Deux fois par jour, les sirènes de la cimenterie Chip Mong Insee au Cambodge retentissent, annonçant que des explosifs vont extraire du calcaire destiné aux fours de l’usine, qui fonctionne en partie grâce aux déchets plastiques.
Le village, situé dans le sud du Cambodge, est marqué par une pollution visible. De nuit, la fumée blanche s’échappe des cheminées, mais de jour, la poussière envahit les environs. Les habitants accusent l’usine d’être responsable des maladies respiratoires qui se sont multipliées depuis son ouverture.
Une enquête de l'AFP et de SourceMaterial révèle que ce système, censé réduire la pollution et favoriser le recyclage, profite en réalité à une industrie encore plus polluante que l’aviation: les cimenteries, où des quantités massives de déchets plastiques sont brûlées, au détriment de la santé des populations locales.
Le divorce est total entre ceux qui subissent et ceux qui profitent.
La cimenterie a certes apporté des emplois, mais elle a aussi dégradé les conditions de vie des villageois. Pheara, une habitante, témoigne:
Avant, les médicaments suffisaient. Maintenant, il faut en prendre plusieurs fois pour se soigner.
Un problème mondial
Ce problème s’inscrit dans un contexte plus large : selon l'OCDE, 22 millions de tonnes de plastique ont été rejetées dans l’environnement en 2019, et ce chiffre continue d’augmenter. La pollution plastique est particulièrement grave dans des pays comme le Cambodge, où la gestion des déchets est insuffisante.
Les crédits plastiques sont promus comme une solution permettant aux multinationales de compenser leur empreinte plastique. Toutefois, le secteur est en grande partie non régulé, avec des projets certifiés par des auditeurs privés, sans contrôle d’autorités publiques.
"Une solution paresseuse"
Elle permet aux entreprises productrices de plastique de perpétuer leur modèle économique.
Les crédits plastiques coûtent entre 140 et 670 dollars la tonne, et les vendeurs de ces crédits affirment qu’ils incitent les entreprises à réduire leur consommation de plastique.

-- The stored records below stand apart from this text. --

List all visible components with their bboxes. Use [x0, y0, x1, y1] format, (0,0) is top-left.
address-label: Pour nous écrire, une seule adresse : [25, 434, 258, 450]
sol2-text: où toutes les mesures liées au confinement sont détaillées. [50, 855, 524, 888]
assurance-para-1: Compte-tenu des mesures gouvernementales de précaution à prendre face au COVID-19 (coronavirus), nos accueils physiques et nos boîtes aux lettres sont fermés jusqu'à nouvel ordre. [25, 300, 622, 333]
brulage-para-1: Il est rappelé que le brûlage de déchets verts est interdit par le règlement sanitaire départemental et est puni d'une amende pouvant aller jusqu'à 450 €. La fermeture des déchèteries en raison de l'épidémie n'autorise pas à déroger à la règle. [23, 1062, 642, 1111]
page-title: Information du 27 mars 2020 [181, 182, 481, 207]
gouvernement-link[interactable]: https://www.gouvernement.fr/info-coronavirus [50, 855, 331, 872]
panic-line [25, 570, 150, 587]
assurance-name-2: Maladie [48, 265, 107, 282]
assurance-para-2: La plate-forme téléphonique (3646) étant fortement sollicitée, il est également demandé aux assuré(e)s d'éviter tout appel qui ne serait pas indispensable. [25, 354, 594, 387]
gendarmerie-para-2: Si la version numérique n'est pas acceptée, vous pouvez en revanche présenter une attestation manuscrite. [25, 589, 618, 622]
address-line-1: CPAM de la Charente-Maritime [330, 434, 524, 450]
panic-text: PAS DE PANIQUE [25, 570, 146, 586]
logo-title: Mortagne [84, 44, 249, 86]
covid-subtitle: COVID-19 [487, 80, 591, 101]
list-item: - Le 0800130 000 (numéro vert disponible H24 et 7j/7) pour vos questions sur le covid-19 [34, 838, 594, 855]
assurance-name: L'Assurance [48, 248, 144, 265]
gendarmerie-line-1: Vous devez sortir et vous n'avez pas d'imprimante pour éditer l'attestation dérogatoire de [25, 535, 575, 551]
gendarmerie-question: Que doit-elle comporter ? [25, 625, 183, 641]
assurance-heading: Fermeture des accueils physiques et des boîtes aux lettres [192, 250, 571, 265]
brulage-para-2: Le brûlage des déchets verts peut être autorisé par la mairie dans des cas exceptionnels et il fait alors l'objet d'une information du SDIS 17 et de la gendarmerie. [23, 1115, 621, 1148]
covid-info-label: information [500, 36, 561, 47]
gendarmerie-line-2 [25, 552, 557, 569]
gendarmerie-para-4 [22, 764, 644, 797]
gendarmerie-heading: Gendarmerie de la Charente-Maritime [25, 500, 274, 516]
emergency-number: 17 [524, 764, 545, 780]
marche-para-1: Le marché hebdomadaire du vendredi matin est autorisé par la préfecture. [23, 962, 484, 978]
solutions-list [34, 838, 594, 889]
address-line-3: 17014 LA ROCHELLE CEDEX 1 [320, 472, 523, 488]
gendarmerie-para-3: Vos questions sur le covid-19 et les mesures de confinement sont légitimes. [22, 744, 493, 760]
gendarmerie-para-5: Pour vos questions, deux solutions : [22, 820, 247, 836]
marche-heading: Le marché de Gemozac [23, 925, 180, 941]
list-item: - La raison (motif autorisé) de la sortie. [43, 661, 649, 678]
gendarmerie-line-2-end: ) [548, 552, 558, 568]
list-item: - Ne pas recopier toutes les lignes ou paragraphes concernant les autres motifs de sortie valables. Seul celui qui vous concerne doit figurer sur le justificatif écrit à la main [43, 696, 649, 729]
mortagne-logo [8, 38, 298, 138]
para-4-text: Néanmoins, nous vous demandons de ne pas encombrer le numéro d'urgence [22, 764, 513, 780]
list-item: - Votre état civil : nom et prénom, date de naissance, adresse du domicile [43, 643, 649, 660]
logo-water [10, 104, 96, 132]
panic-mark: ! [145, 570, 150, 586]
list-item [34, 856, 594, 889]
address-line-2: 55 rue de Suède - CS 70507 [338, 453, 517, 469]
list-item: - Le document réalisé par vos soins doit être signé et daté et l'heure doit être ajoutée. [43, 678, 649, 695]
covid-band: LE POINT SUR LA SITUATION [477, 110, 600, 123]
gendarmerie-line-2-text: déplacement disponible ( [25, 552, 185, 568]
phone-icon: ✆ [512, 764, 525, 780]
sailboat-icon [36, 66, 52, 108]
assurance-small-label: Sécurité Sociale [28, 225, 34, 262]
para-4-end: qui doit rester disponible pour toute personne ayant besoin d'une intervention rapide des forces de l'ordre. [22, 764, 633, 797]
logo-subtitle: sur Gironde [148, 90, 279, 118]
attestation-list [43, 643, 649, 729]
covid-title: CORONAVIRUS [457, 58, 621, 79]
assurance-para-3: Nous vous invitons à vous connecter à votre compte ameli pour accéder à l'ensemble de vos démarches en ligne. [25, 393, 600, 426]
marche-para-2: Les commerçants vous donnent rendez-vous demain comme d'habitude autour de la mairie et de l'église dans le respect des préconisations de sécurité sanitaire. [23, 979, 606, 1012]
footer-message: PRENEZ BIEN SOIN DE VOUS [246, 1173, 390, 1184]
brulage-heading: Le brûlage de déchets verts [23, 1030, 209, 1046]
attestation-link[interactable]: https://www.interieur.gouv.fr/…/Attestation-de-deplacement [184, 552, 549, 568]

Mais pour l’instant, rien ne les oblige à changer leurs pratiques.
Incendie et pollution
Les cimenteries, traditionnellement alimentées au charbon, ont commencé à incinérer du plastique en remplacement partiel du charbon. Cependant, cette méthode présente des risques sanitaires pour les populations locales, avec des émissions de dioxines et autres polluants. Le plastique brûlé dans ces usines produit également des résidus toxiques qui ne sont pas filtrés correctement.
Le secteur des crédits plastiques, malgré son potentiel économique estimé à 4,2 milliards de dollars d'ici 2050, demeure mal régulé et ses effets bénéfiques sur la réduction de la pollution restent controversés.